If in any case an ISC does not lead to a satisfactory conclusion, the case goes to the State Office of Administrative Hearings (SOAH). Formal public charges are filed. These charges contain detailed allegations and legal citations. The nurse has a short time to answer or risk a default judgment. Discovery is initiated much like in a malpractice suit or other civil litigation to include depositions, interrogatories, requests for production of documents, etc. While there is the possibility of being fined and assessed hearing costs, the case is really about whether the nurse violated the standard of care and the ability to continue to practice and under what terms and conditions if any. An administrative law judge (ALJ) is assigned to the case and the proceeding is like a judge-alone trial without a jury. Witnesses are called to testify, records are put into evidence, and legal argument entertained. A transcript or recording is made. After the hearing, the ALJ may take weeks or months to issue a Proposal for Decision (PFD) analyzing the evidence and recommending a decision to the Board. The nurse’s attorney and the agency staff attorney exchange exceptions and replies about the PFD – essentially objections and argument either for or against the PFD.

The PFD is then presented to either the full Board or the Board’s Eligibility and Disciplinary Committee for approval. If presented to the full Board, they will hold a hearing on the PFD in which the ALJ presents the PFD and counsel for both sides argue their positions. The Board may ask questions, review the pleadings and the record, and deliberate at length. When all is said and done, the Board either votes to adopt the PFD, adopt something different than the PFD, or dismiss the case even if the PFD recommends action.

The nurse usually becomes subject to unilateral disciplinary action, but the licensee does have a chance to meet some very short deadlines to ask for a rehearing, and if that is denied, to appeal the case in Travis County District Court. It is important to act quickly and follow the law carefully to preserve the right to appeal. Usually, all administrative remedies must be exhausted before the case goes to court. Appeals can go all the way to the Texas Supreme Court and conceivably in rare circumstances through the federal court system depending on the issues. It is important to keep in mind that courts will typically not change an agency’s decision, but usually defer to the presumed expertise of the agency. If the courts disagree with the agency, they send the case back for reconsideration by the agency (reverse and remand) rather than make their own decision (reverse and render).

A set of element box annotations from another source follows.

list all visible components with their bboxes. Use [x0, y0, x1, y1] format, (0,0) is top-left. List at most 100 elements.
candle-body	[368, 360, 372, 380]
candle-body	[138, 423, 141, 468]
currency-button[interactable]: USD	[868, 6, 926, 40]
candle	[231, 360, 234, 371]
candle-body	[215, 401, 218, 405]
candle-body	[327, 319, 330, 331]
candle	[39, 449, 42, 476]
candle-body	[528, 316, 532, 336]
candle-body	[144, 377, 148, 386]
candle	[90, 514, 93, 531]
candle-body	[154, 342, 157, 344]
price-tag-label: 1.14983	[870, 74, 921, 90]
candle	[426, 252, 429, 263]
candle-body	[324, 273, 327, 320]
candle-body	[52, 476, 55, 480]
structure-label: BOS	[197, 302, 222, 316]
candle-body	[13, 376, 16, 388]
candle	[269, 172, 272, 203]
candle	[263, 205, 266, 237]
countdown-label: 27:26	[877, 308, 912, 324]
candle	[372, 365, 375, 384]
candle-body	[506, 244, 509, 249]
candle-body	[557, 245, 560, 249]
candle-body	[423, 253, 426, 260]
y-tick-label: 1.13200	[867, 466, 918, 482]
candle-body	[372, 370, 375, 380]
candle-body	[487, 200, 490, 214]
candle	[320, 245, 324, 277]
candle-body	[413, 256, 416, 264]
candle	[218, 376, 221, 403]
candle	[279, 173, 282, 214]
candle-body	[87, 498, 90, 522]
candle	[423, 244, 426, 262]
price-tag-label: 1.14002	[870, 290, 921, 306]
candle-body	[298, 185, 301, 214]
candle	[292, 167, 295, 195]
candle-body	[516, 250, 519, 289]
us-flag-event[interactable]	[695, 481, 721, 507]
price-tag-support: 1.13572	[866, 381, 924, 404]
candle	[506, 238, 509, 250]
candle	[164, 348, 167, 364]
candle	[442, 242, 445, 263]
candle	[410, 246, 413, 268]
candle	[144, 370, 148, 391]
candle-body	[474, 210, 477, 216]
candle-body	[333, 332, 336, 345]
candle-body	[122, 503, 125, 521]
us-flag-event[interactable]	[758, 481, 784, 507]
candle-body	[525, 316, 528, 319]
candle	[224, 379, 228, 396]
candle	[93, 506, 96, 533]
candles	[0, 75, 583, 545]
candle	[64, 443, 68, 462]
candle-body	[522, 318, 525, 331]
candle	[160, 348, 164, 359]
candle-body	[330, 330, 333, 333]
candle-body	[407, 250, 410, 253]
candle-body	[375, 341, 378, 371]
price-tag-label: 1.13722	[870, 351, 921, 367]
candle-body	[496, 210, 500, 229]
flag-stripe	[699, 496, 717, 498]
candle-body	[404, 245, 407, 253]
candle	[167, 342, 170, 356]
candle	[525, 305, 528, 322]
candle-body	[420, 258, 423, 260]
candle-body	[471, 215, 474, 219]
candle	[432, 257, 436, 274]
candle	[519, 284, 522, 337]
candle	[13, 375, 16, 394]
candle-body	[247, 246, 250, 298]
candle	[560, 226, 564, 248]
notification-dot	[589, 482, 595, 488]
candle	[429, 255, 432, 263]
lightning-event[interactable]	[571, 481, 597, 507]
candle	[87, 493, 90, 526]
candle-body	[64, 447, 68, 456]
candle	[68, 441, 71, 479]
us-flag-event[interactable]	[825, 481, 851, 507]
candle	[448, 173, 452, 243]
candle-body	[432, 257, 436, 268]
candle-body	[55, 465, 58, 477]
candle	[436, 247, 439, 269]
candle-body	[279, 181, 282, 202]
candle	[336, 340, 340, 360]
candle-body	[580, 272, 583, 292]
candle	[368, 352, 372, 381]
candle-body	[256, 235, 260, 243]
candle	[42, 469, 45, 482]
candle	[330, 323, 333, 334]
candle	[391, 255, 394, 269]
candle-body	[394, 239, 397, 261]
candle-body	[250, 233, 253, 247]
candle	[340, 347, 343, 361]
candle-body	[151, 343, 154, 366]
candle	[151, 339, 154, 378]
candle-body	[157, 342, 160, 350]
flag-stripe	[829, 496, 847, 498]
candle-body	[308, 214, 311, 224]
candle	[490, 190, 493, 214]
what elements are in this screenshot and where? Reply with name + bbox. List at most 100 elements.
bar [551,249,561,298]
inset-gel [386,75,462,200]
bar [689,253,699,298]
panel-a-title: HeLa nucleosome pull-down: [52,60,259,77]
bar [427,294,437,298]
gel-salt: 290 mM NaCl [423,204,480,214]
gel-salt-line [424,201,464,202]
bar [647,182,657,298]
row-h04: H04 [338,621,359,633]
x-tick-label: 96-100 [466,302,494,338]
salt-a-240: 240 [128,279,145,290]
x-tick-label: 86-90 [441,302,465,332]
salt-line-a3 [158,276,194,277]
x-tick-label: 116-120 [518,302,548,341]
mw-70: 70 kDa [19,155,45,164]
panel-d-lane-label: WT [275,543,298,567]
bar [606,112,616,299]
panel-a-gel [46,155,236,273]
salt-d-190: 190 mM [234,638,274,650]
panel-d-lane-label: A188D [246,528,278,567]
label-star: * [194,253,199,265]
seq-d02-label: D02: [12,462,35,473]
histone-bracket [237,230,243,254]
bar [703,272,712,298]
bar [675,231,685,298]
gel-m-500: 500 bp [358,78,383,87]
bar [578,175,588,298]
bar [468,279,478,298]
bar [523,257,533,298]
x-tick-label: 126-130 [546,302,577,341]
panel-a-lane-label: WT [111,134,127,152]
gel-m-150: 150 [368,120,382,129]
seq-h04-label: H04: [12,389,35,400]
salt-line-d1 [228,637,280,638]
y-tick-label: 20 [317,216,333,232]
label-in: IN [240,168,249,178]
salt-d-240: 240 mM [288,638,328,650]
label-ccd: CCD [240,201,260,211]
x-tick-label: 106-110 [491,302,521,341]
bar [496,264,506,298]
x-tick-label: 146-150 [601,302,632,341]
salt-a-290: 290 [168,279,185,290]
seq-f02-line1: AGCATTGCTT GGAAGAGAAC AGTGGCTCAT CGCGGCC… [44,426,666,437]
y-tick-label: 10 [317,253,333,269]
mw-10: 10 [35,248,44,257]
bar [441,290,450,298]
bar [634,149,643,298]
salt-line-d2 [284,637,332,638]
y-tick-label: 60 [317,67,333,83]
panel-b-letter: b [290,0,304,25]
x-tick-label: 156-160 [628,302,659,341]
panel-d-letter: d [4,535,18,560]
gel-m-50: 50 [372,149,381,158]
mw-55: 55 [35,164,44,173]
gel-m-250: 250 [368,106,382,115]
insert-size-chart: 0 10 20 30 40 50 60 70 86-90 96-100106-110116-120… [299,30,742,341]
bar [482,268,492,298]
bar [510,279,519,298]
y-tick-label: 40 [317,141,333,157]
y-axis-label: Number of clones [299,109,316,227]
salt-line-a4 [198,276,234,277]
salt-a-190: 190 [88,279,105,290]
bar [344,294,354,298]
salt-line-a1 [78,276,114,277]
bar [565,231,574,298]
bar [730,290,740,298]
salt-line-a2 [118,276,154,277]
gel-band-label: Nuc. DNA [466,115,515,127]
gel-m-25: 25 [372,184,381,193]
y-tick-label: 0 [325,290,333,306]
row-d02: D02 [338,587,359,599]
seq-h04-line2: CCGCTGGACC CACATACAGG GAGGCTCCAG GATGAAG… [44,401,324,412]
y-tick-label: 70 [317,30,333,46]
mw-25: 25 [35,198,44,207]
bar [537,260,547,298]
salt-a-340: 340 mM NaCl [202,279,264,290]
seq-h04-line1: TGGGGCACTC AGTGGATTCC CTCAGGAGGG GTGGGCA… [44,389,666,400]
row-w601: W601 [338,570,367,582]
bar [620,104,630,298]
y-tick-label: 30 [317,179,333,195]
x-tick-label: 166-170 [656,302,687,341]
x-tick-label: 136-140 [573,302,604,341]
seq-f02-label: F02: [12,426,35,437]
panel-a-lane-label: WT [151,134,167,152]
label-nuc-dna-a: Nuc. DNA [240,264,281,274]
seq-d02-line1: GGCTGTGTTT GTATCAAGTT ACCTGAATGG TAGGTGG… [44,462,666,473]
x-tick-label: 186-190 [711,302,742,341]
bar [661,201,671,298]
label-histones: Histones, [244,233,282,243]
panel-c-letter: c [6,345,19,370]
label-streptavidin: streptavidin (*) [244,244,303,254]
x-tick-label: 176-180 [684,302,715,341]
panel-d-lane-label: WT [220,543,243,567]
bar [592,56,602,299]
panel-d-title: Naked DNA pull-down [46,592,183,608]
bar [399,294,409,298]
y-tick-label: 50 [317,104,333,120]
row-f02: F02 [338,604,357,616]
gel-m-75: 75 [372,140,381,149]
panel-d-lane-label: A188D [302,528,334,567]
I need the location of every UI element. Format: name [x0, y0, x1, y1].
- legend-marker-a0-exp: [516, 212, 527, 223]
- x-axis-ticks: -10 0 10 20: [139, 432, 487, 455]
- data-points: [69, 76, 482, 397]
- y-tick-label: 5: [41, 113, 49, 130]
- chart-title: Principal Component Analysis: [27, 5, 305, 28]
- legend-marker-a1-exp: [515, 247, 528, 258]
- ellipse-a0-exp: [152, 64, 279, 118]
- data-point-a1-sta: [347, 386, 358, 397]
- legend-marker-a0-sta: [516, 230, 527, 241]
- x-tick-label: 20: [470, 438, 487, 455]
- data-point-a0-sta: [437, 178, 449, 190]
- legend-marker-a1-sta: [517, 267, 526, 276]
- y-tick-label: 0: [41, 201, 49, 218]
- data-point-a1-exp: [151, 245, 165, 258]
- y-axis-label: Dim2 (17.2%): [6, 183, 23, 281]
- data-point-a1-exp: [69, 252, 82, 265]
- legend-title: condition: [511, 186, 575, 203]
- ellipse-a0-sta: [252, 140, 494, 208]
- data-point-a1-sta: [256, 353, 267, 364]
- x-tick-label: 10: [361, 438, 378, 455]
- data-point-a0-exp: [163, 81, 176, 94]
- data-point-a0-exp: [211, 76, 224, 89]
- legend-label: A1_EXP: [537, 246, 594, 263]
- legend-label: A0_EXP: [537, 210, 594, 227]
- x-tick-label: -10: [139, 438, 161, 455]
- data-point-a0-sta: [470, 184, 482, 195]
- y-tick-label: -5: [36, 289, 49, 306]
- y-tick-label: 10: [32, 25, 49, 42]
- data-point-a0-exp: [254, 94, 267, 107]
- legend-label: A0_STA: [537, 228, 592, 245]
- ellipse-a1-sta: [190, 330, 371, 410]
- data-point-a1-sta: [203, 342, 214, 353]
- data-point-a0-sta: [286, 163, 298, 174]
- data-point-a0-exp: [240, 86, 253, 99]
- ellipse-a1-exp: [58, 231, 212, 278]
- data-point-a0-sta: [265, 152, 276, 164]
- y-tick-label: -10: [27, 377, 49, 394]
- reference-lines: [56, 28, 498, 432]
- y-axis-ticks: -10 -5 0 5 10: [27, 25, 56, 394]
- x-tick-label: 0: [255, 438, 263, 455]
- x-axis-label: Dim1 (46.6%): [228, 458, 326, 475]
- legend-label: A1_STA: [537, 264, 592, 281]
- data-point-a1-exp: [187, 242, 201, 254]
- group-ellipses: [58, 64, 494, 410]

It should be noted that at just about any stage of the SOAH contested process, although usually very early on, the parties can agree to take the case off the contested docket to try to resolve it through mediation. This process is usually a daylong event with ALJs functioning as mediators in an effort to help the parties reach an agreement. If no agreement is reached, the case goes back on the contested docket and continues down the road to hearing.